Before starting, ensure you have: - Completed the installation - Reviewed the quick start guide - At least 16GB GPU memory (or 12GB with quantization)

Step 1: Prepare Your Environment¶

# Create a working directory
mkdir mistral-ner-tutorial
cd mistral-ner-tutorial

# Verify installation
python -c "import torch; print(f'CUDA available: {torch.cuda.is_available()}')"

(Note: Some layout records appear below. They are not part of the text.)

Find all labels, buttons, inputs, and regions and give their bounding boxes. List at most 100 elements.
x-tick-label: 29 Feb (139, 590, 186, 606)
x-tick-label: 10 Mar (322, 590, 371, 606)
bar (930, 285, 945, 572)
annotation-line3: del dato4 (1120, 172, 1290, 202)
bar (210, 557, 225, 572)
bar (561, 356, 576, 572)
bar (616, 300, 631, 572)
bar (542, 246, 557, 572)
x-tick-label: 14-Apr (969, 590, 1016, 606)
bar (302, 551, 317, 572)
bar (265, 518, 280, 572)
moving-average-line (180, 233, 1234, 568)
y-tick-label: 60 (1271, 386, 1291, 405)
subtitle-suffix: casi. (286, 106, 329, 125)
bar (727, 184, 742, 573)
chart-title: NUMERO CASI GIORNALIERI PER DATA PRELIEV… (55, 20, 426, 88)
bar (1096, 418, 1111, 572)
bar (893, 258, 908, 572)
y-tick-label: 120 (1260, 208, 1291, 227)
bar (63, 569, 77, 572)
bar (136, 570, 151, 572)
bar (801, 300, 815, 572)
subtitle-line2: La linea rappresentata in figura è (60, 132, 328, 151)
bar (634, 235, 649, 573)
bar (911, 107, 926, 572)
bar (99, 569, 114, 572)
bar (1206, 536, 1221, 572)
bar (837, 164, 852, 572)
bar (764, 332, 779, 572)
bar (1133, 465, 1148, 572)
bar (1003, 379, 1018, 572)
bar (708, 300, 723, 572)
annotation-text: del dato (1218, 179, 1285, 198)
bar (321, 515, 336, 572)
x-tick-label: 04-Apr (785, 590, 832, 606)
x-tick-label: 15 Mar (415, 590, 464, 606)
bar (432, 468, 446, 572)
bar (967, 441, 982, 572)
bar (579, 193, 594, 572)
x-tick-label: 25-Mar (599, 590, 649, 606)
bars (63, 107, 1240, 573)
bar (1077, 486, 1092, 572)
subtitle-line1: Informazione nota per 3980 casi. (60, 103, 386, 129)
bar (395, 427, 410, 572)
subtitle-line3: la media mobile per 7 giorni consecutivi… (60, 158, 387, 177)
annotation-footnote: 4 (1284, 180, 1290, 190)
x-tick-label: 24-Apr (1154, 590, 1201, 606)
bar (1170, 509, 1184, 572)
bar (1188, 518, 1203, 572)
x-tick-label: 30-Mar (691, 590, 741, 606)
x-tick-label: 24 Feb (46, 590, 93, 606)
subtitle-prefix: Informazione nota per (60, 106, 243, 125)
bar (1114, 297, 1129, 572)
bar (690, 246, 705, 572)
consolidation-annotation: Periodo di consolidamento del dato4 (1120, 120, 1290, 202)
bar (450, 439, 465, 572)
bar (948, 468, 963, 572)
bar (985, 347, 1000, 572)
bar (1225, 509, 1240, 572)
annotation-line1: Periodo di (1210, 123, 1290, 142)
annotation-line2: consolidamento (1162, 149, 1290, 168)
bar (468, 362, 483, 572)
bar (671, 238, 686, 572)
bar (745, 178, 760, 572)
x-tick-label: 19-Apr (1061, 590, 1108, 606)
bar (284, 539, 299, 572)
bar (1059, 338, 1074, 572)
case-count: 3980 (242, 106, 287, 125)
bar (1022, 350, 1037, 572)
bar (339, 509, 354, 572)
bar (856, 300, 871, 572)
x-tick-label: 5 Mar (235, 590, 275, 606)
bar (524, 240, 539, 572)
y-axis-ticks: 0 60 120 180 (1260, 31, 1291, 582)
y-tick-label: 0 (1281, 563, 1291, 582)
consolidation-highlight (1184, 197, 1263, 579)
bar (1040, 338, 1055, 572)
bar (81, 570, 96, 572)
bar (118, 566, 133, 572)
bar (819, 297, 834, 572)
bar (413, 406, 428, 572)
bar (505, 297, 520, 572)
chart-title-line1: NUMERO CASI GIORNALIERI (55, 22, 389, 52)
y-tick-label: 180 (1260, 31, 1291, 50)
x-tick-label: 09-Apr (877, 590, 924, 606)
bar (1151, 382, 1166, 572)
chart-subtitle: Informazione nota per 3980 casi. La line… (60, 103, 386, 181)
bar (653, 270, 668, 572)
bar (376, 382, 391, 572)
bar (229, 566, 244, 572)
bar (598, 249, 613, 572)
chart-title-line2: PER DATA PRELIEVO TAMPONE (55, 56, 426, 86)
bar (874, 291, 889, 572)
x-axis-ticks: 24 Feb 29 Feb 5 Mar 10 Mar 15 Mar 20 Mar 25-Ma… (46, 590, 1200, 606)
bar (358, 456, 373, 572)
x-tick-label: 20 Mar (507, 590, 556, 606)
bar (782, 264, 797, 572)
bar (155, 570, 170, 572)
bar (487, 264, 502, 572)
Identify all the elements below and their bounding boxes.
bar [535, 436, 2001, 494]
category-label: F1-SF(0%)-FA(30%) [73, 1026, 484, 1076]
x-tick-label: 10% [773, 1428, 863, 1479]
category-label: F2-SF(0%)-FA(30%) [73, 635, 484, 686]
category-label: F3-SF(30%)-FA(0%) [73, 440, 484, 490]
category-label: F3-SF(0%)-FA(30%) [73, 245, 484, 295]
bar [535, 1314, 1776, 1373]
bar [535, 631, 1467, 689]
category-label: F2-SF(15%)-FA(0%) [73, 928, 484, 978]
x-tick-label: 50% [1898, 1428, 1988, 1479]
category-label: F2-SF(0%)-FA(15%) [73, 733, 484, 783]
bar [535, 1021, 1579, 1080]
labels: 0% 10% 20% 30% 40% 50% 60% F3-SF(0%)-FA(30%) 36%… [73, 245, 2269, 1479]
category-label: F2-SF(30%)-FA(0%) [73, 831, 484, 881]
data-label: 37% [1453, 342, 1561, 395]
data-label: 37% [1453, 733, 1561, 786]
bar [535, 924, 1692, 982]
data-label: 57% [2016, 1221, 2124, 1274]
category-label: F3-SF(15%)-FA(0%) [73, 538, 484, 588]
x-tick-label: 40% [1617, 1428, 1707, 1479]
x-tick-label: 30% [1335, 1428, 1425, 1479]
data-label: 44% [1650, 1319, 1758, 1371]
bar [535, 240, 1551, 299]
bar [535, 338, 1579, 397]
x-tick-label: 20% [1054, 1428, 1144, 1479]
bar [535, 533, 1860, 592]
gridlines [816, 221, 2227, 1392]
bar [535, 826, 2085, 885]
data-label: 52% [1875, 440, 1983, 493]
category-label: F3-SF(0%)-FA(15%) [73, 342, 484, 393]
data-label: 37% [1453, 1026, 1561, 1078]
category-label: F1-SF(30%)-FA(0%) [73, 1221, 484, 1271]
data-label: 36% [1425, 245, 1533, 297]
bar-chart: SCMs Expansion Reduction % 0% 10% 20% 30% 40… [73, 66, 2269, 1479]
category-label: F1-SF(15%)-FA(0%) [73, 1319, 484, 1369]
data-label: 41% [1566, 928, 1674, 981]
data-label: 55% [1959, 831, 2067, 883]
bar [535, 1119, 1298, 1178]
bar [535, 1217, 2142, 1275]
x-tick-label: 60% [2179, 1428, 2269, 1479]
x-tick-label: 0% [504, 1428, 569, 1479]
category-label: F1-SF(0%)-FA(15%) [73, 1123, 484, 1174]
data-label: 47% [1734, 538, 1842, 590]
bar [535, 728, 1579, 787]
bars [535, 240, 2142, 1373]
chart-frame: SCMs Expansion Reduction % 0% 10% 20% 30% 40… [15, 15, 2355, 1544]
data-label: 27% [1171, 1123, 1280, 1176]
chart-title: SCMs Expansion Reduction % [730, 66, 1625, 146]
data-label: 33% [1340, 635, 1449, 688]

Step 2: Download the Dataset¶

The CoNLL-2003 dataset will be automatically downloaded on first use:

# Test data loading
python -c "from src.data import load_conll2003_dataset; dataset = load_conll2003_dataset(); print(f'Dataset loaded: {len(dataset)} splits')"

Step 3: Basic Training¶

Start with the default configuration:

# Run training with default settings
python scripts/train.py

# Monitor training progress
# In another terminal:
tensorboard --logdir logs/

Step 4: Customize Your Training¶

Create a custom configuration:

# my_config.yaml
model:
  model_name: "mistralai/Mistral-7B-v0.3"
  load_in_4bit: true  # Memory efficient
  lora_r: 16
  lora_alpha: 32

training:
  num_train_epochs: 3
  learning_rate: 3e-4
  per_device_train_batch_size: 4

logging:
  wandb_project: "my-first-ner"

Run with custom config:

python scripts/train.py --config my_config.yaml

Step 5: Evaluate Your Model¶

After training completes:

# Run evaluation
python scripts/train.py --eval-only --model-name ./mistral-ner-finetuned-final

# Test on custom text
python scripts/inference.py \
    --model-path ./mistral-ner-finetuned-final \
    --text "Apple Inc. was founded by Steve Jobs in Cupertino."

Expected Results¶

With default settings, you should achieve: - F1 Score: ~85-90% on validation set - Training time: ~2-3 hours on single GPU - Memory usage: ~12GB with 4-bit quantization

Common Issues and Solutions¶

Out of Memory Error¶

# Reduce batch size and enable more memory optimizations
training:
  per_device_train_batch_size: 2
  gradient_accumulation_steps: 16
  gradient_checkpointing: true

Slow Training¶

Enable mixed precision:

training:
  fp16: true  # or bf16 on newer GPUs

Poor Performance¶

Try different loss functions:

training:
  loss_type: "focal"
  focal_gamma: 3.0  # Increase for harder datasets

Next Steps¶

Tips for Success¶

Start small: Use a subset of data for initial experiments
Monitor metrics: Watch validation loss for overfitting
Save checkpoints: Enable checkpoint saving for long runs
Use wandb: Track experiments for reproducibility

Congratulations!

You've successfully trained your first NER model with Mistral NER. Continue exploring the documentation to unlock more advanced features.